"You'll never be invited to dinner at The White House" is a phrase my father has repeated to me for various things I've said and done that he doesn't think would be acceptable in high class social settings. Burping at the table is popular with me. I'm also fond of swearing, and my dad is an inspiration in that department.
My mom tells me that when I was in Kindergarten, my teacher cornered her one day and had the, "Do you know what your daughter said today?" talk. She knew exactly where all the colorful language came from.

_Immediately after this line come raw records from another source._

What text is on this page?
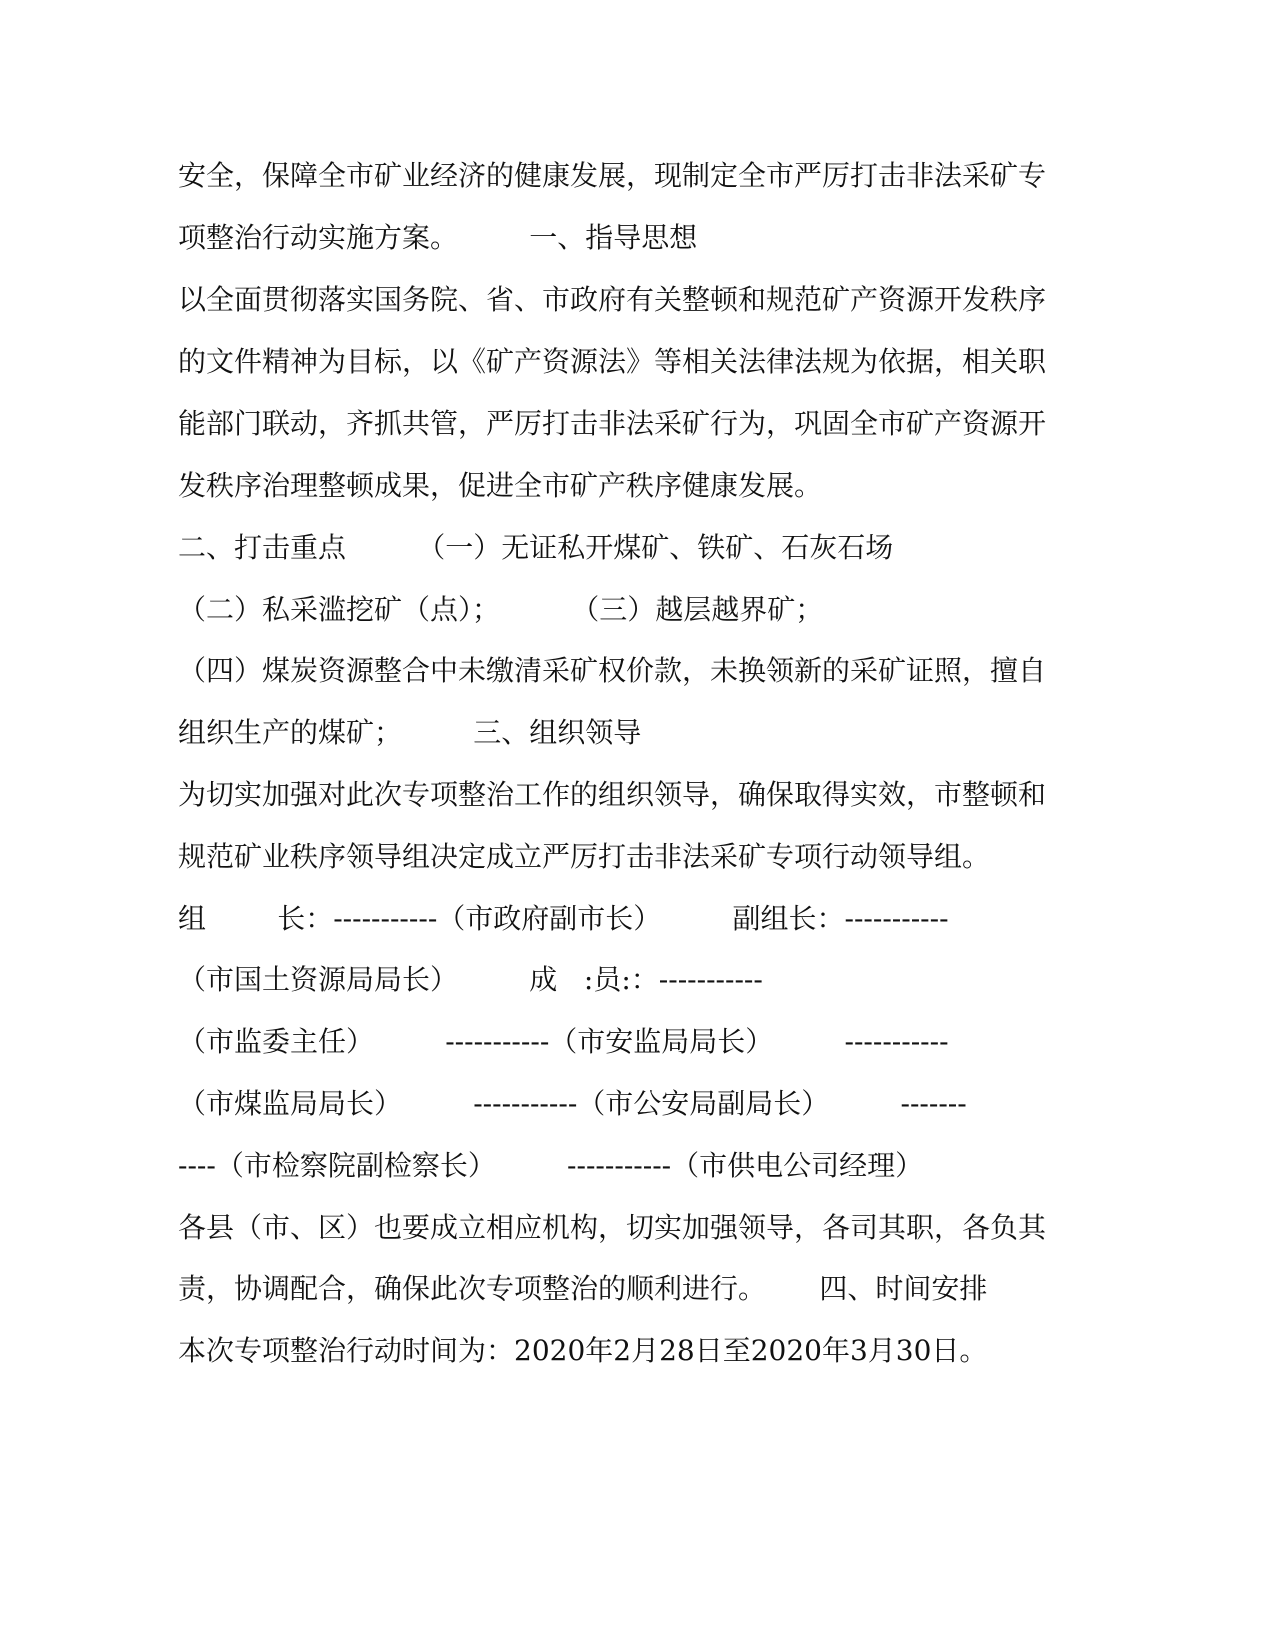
安全，保障全市矿业经济的健康发展，现制定全市严厉打击非法采矿专
项整治行动实施方案。        一、指导思想
以全面贯彻落实国务院、省、市政府有关整顿和规范矿产资源开发秩序
的文件精神为目标，以《矿产资源法》等相关法律法规为依据，相关职
能部门联动，齐抓共管，严厉打击非法采矿行为，巩固全市矿产资源开
发秩序治理整顿成果，促进全市矿产秩序健康发展。
二、打击重点        （一）无证私开煤矿、铁矿、石灰石场
（二）私采滥挖矿（点）；        （三）越层越界矿；
（四）煤炭资源整合中未缴清采矿权价款，未换领新的采矿证照，擅自
组织生产的煤矿；        三、组织领导
为切实加强对此次专项整治工作的组织领导，确保取得实效，市整顿和
规范矿业秩序领导组决定成立严厉打击非法采矿专项行动领导组。
组        长：-----------（市政府副市长）        副组长：-----------
（市国土资源局局长）        成   :员:：-----------
（市监委主任）        -----------（市安监局局长）        -----------
（市煤监局局长）        -----------（市公安局副局长）        -------
----（市检察院副检察长）        -----------（市供电公司经理）
各县（市、区）也要成立相应机构，切实加强领导，各司其职，各负其
责，协调配合，确保此次专项整治的顺利进行。      四、时间安排
本次专项整治行动时间为：2020年2月28日至2020年3月30日。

I've toned it down a little bit. At least now I limit most of my swearing to the home. I also try to keep it out of my social media updates. However, I didn't show this restraint when I was a teenager. As the token agnostic in my pack of high school friends, I was under a lot of pressure: I had to make-up for all the swearing my friends couldn't do without going to confession (the Catholics) or doing whatever Mormons do to cope with naughty behavior. It was hard work, but I did it, and I think I did it well. Needless to say, my use of four-letter words peaked in my late teens.
Given that, I'm surprised at the number of writers who still get concerned about the use of "the F bomb" in YA manuscripts. Yes, certain publishing houses still appear to labor under the delusion that teenagers think the stork delivers babies and that people never use dirty words, but that doesn't apply to the majority. I understand that profanity can be a very personal experience and preferences can vary. I'm a fan of the F bomb, the "SH" word, and, occasionally the word for a female dog (only if it's well-deserved though.) I can't stand the "C" word and I'm not a fan of the other popular terms for "down there."
Still, I have to wonder about people who seem so concerned about profanity in books for teens. Have they listened to teenagers talk recently?
Oh well. I'm not going to let it bother me, even if it costs me an invite to The White House. I'm happy to let fly in my drafts and leave the censorship to editors.